KNC is the best pro-style, non-running QB in the league bar none.
Sean Brackett (CREDIT: Columbia Athletics)
2) Sean Brackett COLUMBIA
The rising sophomore has all the tools, and unlike almost every other sophomore QB in recent Ivy history, he's already shown them on the field. Brackett has a strong arm, very fast wheels, and impeccable timing and poise running the option. The fact that Brackett was able to play at the level he did just about 11 weeks after he first arrived on campus is remarkable.
Brackett is officially listed at 6-1, but he seems more like 5-10. You expect smaller QB's like that to be quick, but Brackett was quicker than most people expected.
His arm was so much stronger than anyone expected that the first two TD passes of his career against Yale were clearly surprises to the Eli defensive backs who were shorting their coverages on those plays.
Watching Brackett run the option was, quite simply, a thing of beauty. The timing and crispness of his tosses were something I'd more expect to see from your typical 7th year senior playing at Oklahoma rather than an Ivy frosh. He also had a better than 7 yards per attempt passing average, an absolute rarity in college. When he trots onto the field wearing that #10, he really reminds me of Fran Tarkenton.
Fran Tarkenton goes under center
The knocks on Brackett are he did seem to try too hard a few times and he had two crucial fumbles after big gains when he tried to milk just a little more out of the play than necessary. You also have to worry that he will get injured if he continues to run so often.
But if the worst things you can say about a QB are that he tries too hard and might get hurt, you're in good shape.

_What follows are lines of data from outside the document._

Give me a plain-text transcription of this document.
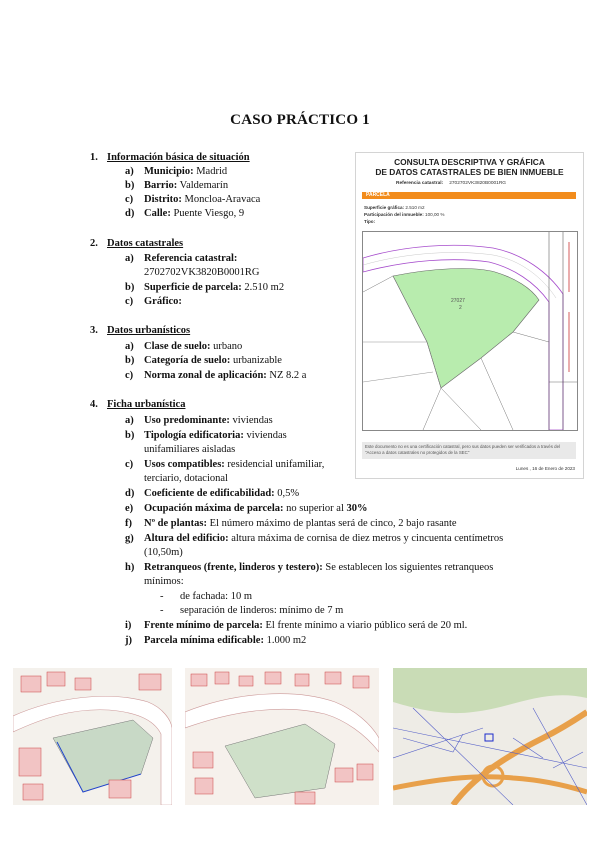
CASO PRÁCTICO 1
1. Información básica de situación
a) Municipio: Madrid
b) Barrio: Valdemarín
c) Distrito: Moncloa-Aravaca
d) Calle: Puente Viesgo, 9
2. Datos catastrales
a) Referencia catastral:
2702702VK3820B0001RG
b) Superficie de parcela: 2.510 m2
c) Gráfico:
3. Datos urbanísticos
a) Clase de suelo: urbano
b) Categoría de suelo: urbanizable
c) Norma zonal de aplicación: NZ 8.2 a
4. Ficha urbanística
a) Uso predominante: viviendas
b) Tipología edificatoria: viviendas
unifamiliares aisladas
c) Usos compatibles: residencial unifamiliar,
terciario, dotacional
d) Coeficiente de edificabilidad: 0,5%
e) Ocupación máxima de parcela: no superior al 30%
f) Nº de plantas: El número máximo de plantas será de cinco, 2 bajo rasante
g) Altura del edificio: altura máxima de cornisa de diez metros y cincuenta centímetros
(10,50m)
h) Retranqueos (frente, linderos y testero): Se establecen los siguientes retranqueos
mínimos:
- de fachada: 10 m
- separación de linderos: mínimo de 7 m
i) Frente mínimo de parcela: El frente mínimo a viario público será de 20 ml.
j) Parcela mínima edificable: 1.000 m2
CONSULTA DESCRIPTIVA Y GRÁFICA
DE DATOS CATASTRALES DE BIEN INMUEBLE
Referencia catastral: 2702702VK3820B0001RG
PARCELA
Superficie gráfica: 2.510 m2
Participación del inmueble: 100,00 %
Tipo:
27027
2
Este documento no es una certificación catastral, pero sus datos pueden ser verificados a través del "Acceso a datos catastrales no protegidos de la SEC"
Lunes , 16 de Enero de 2023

3) Collier Winters HARVARD
A big part of me would like to see the very talented and hard working Collier Winters have a monster senior season in 2010. It would be fun to see the Hatch hype burst and reward this young man who had to wait a long time to get his starting job and still might lose it again.
Winters can also run very well and his TD-to-INT ratio was the best in the league.
But he's still not the best passer overall, and he will not have the luxury of the graduation Matt Luft to throw to this fall.
BEST OF THE REST
Keiffer Garton PENN
When he's healthy, he's also a complete package. He runs hard, and as Columbia learned the hard way last year, Garton can also thread the needle with super passes into coverage.
The trouble is, the rising senior is barely healthy enough to be considered a safe bet to start consistently for Penn in 2010. I still don't think Garton's knee is going to be 100% or even 90% for the fall or anytime. It's not like Penn doesn't have some great alternatives, namely Billy Ragone who looked very good in limited duty last season.
The best news for Garton is that if he can get that knee working well enough, he'll have a very experienced offensive line in front of him and one of the best running backs in the Ivies, Lyle Marsh, behind him.
Patrick Witt YALE
Witt's best moments came last year in the second half against Columbia when he brought the Elis back to win the game with a series of brilliant quick-release passes. That's what earned him a starting job briefly at Nebraska before he transferred away from Lincoln.
Unfortunately for Yale, Witt rarely played like that the rest of the season. But he has the right tools to be more of a positive factor in 2010 if he can show the maturity another year of adjusting in New Haven should give him. He also needs to find a way to scramble better and cut down on his interceptions. Witt threw one pick for every 21 passes thrown in 2009.